2015-01-31 19:00:00	56577	42386.916667	37830.458333	34813.979167	15600.330183	15027.530163	37951.5
2015-01-31 20:00:00	48276	44721.416667	37597.041667	34854.791667	15390.277972	15062.055831	37951.5
2015-01-31 21:00:00	48389	46113.333333	37431.291667	34896.312500	15245.028314	15097.253710	37951.5
2015-01-31 22:00:00	53030	47390.750000	37407.000000	35081.541667	15218.564587	15266.657277	37951.5
2015-01-31 23:00:00	52879	48202.750000	37404.958333	35379.104167	15216.394947	15474.396677	37951.5

5160 rows × 7 columns

The LOF Model#

The LOF algorithm basically learns the density of the distance to local neighbors and when the density is much lower than expected it sets the data as an outlier.

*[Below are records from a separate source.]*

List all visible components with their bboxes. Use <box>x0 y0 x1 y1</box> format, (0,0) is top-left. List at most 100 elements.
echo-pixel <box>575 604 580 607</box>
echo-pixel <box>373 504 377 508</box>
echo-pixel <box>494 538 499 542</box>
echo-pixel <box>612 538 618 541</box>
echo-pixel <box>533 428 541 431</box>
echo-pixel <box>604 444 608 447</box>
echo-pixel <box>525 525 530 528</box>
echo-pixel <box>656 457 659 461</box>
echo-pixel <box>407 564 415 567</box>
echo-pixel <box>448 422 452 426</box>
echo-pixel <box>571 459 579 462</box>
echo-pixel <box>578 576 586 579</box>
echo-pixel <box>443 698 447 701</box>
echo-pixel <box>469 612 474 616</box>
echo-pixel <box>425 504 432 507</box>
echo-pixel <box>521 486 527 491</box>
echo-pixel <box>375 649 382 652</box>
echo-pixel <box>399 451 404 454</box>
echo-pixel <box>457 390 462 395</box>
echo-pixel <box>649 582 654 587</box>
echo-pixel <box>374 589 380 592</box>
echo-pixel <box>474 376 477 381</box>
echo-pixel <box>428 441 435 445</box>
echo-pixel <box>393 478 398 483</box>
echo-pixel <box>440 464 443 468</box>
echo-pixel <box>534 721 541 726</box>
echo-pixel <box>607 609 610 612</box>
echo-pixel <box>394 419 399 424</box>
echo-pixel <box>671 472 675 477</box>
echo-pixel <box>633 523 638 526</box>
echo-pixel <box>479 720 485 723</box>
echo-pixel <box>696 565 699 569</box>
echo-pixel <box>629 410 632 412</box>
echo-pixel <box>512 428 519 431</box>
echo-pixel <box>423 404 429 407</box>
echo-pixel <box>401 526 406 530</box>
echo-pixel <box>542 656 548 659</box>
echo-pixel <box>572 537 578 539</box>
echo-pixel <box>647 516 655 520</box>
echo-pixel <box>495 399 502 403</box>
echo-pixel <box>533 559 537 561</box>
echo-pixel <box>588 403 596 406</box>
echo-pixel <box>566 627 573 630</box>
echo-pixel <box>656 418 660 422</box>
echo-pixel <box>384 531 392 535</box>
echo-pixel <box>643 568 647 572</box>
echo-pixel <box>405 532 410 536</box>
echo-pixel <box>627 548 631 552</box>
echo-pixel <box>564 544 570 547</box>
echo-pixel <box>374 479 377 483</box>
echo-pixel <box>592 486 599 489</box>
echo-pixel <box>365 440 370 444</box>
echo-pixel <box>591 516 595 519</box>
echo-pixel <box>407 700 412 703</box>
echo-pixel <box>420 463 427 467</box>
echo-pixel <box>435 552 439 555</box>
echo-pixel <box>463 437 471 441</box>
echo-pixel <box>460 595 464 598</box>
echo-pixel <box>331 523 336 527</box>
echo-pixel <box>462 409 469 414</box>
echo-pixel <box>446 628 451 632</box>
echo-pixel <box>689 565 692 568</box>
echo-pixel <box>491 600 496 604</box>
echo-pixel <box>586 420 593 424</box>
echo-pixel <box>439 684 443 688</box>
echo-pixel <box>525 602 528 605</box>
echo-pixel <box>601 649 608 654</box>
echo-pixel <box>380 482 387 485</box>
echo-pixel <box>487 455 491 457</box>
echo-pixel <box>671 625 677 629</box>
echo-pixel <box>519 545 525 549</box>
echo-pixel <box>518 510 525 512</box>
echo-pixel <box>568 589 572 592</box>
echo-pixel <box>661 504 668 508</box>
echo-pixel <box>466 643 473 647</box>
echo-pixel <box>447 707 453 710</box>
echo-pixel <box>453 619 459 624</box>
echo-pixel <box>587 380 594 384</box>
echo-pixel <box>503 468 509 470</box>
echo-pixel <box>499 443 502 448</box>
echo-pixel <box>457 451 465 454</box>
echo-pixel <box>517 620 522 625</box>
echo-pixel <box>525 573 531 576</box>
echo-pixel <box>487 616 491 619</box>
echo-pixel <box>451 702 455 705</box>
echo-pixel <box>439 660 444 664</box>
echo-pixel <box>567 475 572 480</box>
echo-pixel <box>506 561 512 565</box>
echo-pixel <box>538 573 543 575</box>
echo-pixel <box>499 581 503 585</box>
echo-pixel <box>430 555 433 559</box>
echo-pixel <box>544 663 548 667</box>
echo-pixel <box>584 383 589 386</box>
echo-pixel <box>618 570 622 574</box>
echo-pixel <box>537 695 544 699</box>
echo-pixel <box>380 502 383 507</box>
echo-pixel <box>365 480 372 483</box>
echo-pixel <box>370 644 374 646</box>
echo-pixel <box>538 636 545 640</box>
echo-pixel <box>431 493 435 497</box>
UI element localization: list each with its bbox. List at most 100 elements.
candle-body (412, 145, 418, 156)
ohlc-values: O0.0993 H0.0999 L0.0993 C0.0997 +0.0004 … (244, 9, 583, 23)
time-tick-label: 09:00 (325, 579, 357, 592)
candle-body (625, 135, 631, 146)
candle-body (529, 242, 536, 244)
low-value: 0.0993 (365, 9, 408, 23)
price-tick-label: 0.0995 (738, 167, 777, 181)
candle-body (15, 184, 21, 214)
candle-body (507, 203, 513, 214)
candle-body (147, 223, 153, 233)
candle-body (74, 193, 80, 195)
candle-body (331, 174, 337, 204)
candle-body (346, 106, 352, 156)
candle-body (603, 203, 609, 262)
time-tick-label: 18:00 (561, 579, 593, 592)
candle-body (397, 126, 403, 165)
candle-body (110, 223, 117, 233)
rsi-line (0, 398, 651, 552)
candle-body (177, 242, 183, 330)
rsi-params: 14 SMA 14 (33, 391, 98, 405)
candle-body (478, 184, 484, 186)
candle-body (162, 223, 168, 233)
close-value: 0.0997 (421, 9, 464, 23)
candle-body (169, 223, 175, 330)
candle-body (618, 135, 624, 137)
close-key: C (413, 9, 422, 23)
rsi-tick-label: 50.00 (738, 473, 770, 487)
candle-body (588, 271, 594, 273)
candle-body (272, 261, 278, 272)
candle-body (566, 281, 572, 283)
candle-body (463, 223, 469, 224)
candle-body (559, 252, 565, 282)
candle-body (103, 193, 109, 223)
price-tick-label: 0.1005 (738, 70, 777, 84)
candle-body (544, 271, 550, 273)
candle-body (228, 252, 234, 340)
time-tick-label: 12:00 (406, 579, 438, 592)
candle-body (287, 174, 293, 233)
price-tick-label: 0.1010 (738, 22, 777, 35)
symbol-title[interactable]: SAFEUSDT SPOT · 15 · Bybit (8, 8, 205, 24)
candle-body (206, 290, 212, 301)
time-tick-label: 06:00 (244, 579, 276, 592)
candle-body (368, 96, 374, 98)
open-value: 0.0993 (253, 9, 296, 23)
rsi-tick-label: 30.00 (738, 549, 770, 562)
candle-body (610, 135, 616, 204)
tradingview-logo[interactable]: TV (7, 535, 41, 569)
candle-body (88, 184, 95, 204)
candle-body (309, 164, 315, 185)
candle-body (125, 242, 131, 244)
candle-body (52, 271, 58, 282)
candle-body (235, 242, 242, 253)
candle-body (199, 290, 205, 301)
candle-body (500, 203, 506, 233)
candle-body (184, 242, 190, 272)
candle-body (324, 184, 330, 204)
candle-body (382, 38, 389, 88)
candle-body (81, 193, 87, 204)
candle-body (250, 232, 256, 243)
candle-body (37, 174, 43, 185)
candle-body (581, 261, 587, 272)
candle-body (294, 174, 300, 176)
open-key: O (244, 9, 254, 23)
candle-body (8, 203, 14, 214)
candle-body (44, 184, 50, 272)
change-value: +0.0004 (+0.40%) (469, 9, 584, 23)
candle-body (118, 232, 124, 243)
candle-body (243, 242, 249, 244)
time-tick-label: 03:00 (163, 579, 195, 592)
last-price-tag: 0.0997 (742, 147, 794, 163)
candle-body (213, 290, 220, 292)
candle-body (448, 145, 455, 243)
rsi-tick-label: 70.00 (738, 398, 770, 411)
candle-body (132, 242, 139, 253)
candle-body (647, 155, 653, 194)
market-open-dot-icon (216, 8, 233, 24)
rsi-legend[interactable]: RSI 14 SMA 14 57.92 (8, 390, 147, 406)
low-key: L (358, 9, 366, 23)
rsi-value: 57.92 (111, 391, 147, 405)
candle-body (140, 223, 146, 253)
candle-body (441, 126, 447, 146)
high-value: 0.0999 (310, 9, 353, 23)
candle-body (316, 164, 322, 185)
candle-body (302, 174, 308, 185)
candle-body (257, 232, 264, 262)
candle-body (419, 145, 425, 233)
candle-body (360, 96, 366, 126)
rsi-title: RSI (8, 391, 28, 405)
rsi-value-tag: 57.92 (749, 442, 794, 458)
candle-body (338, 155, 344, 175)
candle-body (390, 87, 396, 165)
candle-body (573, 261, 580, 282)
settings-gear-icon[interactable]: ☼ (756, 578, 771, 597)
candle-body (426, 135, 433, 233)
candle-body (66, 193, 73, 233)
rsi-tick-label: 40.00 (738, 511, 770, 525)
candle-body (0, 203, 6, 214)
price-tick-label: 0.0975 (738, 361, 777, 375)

(#) The LOF is implemented by LocalOutlierFactor the class in SciKit Learn.

# Build the Model

#===========================Fill This===========================#
# 1. Construct the model.
# 2. Use `fit_predict()` on the data.
# 3. Extract the LOF Score.
# !! Mind the default LOF score sign.
oLofOutDet = LocalOutlierFactor(n_neighbors = numNeighbors, contamination = contaminationRatio)
vL         = oLofOutDet.fit_predict(dfData)
vLofScore  = -oLofOutDet.negative_outlier_factor_
#===============================================================#

# Plot the Data Using PlotLy
hF = px.histogram(x = vLofScore, title = 'LOF', template = 'plotly_dark')
hF.update_layout(autosize = False, width = 1200, height = 400)

hF.show()

(?) What threshold would you set?

# Set the LOF Score
dfData['LOF Score'] = vLofScore

# Set Anomaly

dfData['Anomaly'] = 0

dfData.loc[dfData['LOF Score'] > lofScoreThr,'Anomaly'] = 1

# Plot Anomalies 
hF = px.line(data_frame = dfData, x = dfData.index, y = ['Drives'], title = 'NYC Taxi Drives', template = 'plotly_dark')
hF.update_layout(autosize = False, width = 1200, height = 400, legend_title_text = 'Legend')

hF.add_scatter(x = dfData[dfData['Anomaly'] == 1].index, y = dfData.loc[dfData['Anomaly'] == 1, 'Drives'], name = 'Anomaly', mode = 'markers')

hF.show()

precision is not so good the recall is good.